Sure alot more people than I had anticipated being there. Talked to one fella using salmon eggs who caught 4lil planter bows for his dinner, surprisingly I only caught the broods....I was targeting them though.... Seems to be fishing well even in high flows


----------



## Ton_Def (Dec 23, 2008)

Look at the forehead on that kid! :lol: This warm weather is confusing, hard deck or open water!?! Nice slay!


----------



## poiboy (Nov 18, 2010)

Sweet! You seem to have the Ogden in check. I'm trying to get this river figured out for the winter months, all other seasons I've managed well enough. Awesome catch (size wise).


----------



## tacokid789 (Apr 24, 2008)

poiboy said:


> I'm trying to get this river figured out for the winter months).


High waters like right now, require thinking outside the box. Try slackwater with streamers and sink line. You need to get the fly down and quick in high water. I used type II sink line with a streamer. 
Winter months with low water try drifting small, really small midges. Just be stealthy! Hope this gives ya a different approach, good luck!!

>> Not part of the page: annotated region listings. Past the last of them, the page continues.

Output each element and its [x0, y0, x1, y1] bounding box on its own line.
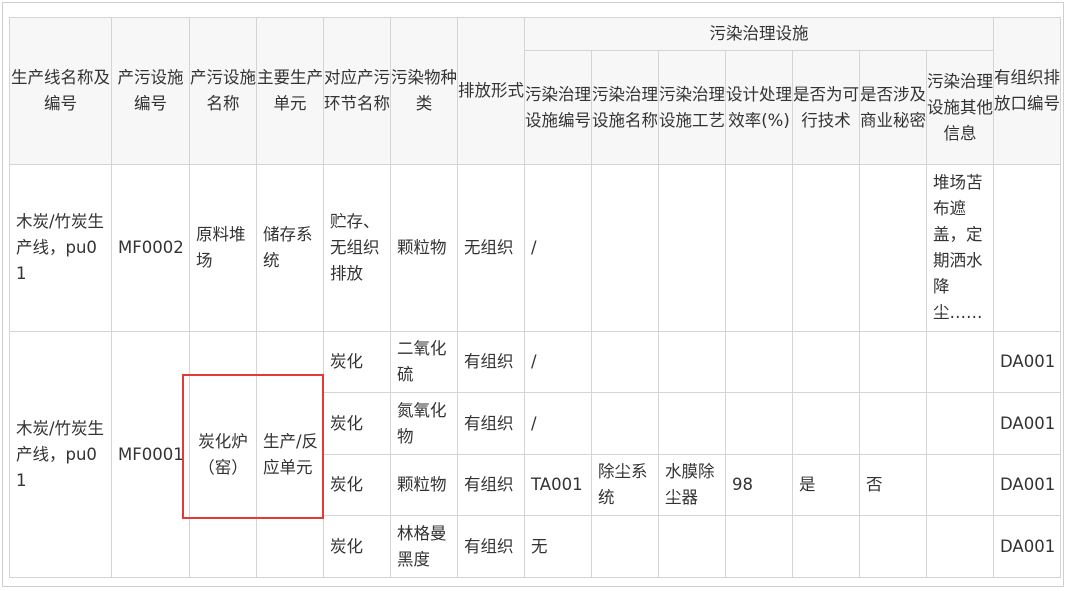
cell-unit: 储存系统	[256, 164, 324, 332]
cell-facility-name: 炭化炉（窑）	[189, 331, 257, 578]
cell-stage: 炭化	[323, 331, 391, 393]
cell-other-info	[926, 392, 994, 455]
cell-stage: 贮存、无组织排放	[323, 164, 391, 332]
cell-efficiency	[725, 331, 793, 393]
cell-pollutant: 颗粒物	[390, 454, 458, 516]
cell-outlet	[993, 164, 1061, 332]
col-header-stage: 对应产污环节名称	[323, 17, 391, 165]
cell-treat-name	[591, 164, 659, 332]
cell-stage: 炭化	[323, 392, 391, 455]
cell-facility-name: 原料堆场	[189, 164, 257, 332]
cell-secret	[859, 515, 927, 578]
col-header-treat-id: 污染治理设施编号	[524, 50, 592, 165]
cell-pollutant: 氮氧化物	[390, 392, 458, 455]
cell-efficiency	[725, 164, 793, 332]
col-header-unit: 主要生产单元	[256, 17, 324, 165]
cell-efficiency: 98	[725, 454, 793, 516]
cell-emission: 有组织	[457, 454, 525, 516]
cell-treat-id: /	[524, 164, 592, 332]
cell-facility-id: MF0001	[111, 331, 190, 578]
col-header-facility-id: 产污设施编号	[111, 17, 190, 165]
cell-treat-name	[591, 515, 659, 578]
cell-facility-id: MF0002	[111, 164, 190, 332]
cell-secret	[859, 331, 927, 393]
cell-feasible	[792, 164, 860, 332]
cell-treat-id: TA001	[524, 454, 592, 516]
cell-outlet: DA001	[993, 392, 1061, 455]
cell-unit: 生产/反应单元	[256, 331, 324, 578]
table-row: 木炭/竹炭生产线，pu01 MF0002 原料堆场 储存系统 贮存、无组织排放 …	[9, 164, 1061, 332]
cell-treat-name: 除尘系统	[591, 454, 659, 516]
col-header-other-info: 污染治理设施其他信息	[926, 50, 994, 165]
cell-stage: 炭化	[323, 454, 391, 516]
cell-feasible	[792, 331, 860, 393]
col-header-pollutant: 污染物种类	[390, 17, 458, 165]
cell-efficiency	[725, 515, 793, 578]
cell-outlet: DA001	[993, 515, 1061, 578]
cell-treat-process	[658, 164, 726, 332]
cell-emission: 有组织	[457, 515, 525, 578]
col-header-outlet: 有组织排放口编号	[993, 17, 1061, 165]
cell-stage: 炭化	[323, 515, 391, 578]
cell-emission: 有组织	[457, 392, 525, 455]
cell-other-info	[926, 454, 994, 516]
cell-other-info	[926, 331, 994, 393]
col-header-line: 生产线名称及编号	[9, 17, 112, 165]
cell-outlet: DA001	[993, 454, 1061, 516]
cell-emission: 无组织	[457, 164, 525, 332]
cell-secret: 否	[859, 454, 927, 516]
cell-treat-process	[658, 331, 726, 393]
cell-pollutant: 颗粒物	[390, 164, 458, 332]
cell-secret	[859, 164, 927, 332]
cell-outlet: DA001	[993, 331, 1061, 393]
cell-line: 木炭/竹炭生产线，pu01	[9, 331, 112, 578]
cell-pollutant: 二氧化硫	[390, 331, 458, 393]
col-header-secret: 是否涉及商业秘密	[859, 50, 927, 165]
cell-feasible	[792, 515, 860, 578]
cell-treat-name	[591, 392, 659, 455]
cell-treat-id: 无	[524, 515, 592, 578]
cell-pollutant: 林格曼黑度	[390, 515, 458, 578]
cell-efficiency	[725, 392, 793, 455]
col-header-treat-name: 污染治理设施名称	[591, 50, 659, 165]
cell-treat-name	[591, 331, 659, 393]
cell-treat-process: 水膜除尘器	[658, 454, 726, 516]
cell-treat-id: /	[524, 392, 592, 455]
cell-other-info	[926, 515, 994, 578]
pollution-facility-table: 生产线名称及编号 产污设施编号 产污设施名称 主要生产单元 对应产污环节名称 污…	[9, 17, 1061, 578]
cell-emission: 有组织	[457, 331, 525, 393]
cell-treat-process	[658, 392, 726, 455]
cell-treat-id: /	[524, 331, 592, 393]
cell-line: 木炭/竹炭生产线，pu01	[9, 164, 112, 332]
cell-feasible	[792, 392, 860, 455]
col-header-facility-name: 产污设施名称	[189, 17, 257, 165]
cell-other-info: 堆场苫布遮盖，定期洒水降尘……	[926, 164, 994, 332]
col-header-treat-process: 污染治理设施工艺	[658, 50, 726, 165]
cell-treat-process	[658, 515, 726, 578]
col-group-header-treatment: 污染治理设施	[524, 17, 994, 51]
col-header-emission: 排放形式	[457, 17, 525, 165]
col-header-feasible: 是否为可行技术	[792, 50, 860, 165]
cell-secret	[859, 392, 927, 455]
table-row: 木炭/竹炭生产线，pu01 MF0001 炭化炉（窑） 生产/反应单元 炭化 二…	[9, 331, 1061, 578]
col-header-efficiency: 设计处理效率(%)	[725, 50, 793, 165]
cell-feasible: 是	[792, 454, 860, 516]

It was good to pull something other than a brown off the ogden, and good to feel the Ol fly rod bend! Can't wait for spring! May be Headin to south fork today


----------



## LOAH (Sep 29, 2007)

Glad you got what you were looking for! Those are colored nicely, even if they have no fins. Great speckling.


----------



## poiboy (Nov 18, 2010)

Thanks for the advice tacokid. I noticed that your fly line wasn't brightly colored so I thought you were using sinking line. I gotta get me some sinking line one of these days soon.


----------



## Jed (Feb 25, 2009)

Weird lookin' fish but big and fat. :shock:  -)O(- 

Thanks.


----------



## brfisherman17 (Jan 21, 2011)

Nice fish, I've been wanting to visit the Ogden river soon! Great report and thanks!


----------



## Greenguy88 (Sep 7, 2007)

Good slay off the Ogden brotha! I still need to catch me one of them bad boys


----------



## Tigru (Oct 15, 2007)

Well done. Great colors. Thanks for sharing


----------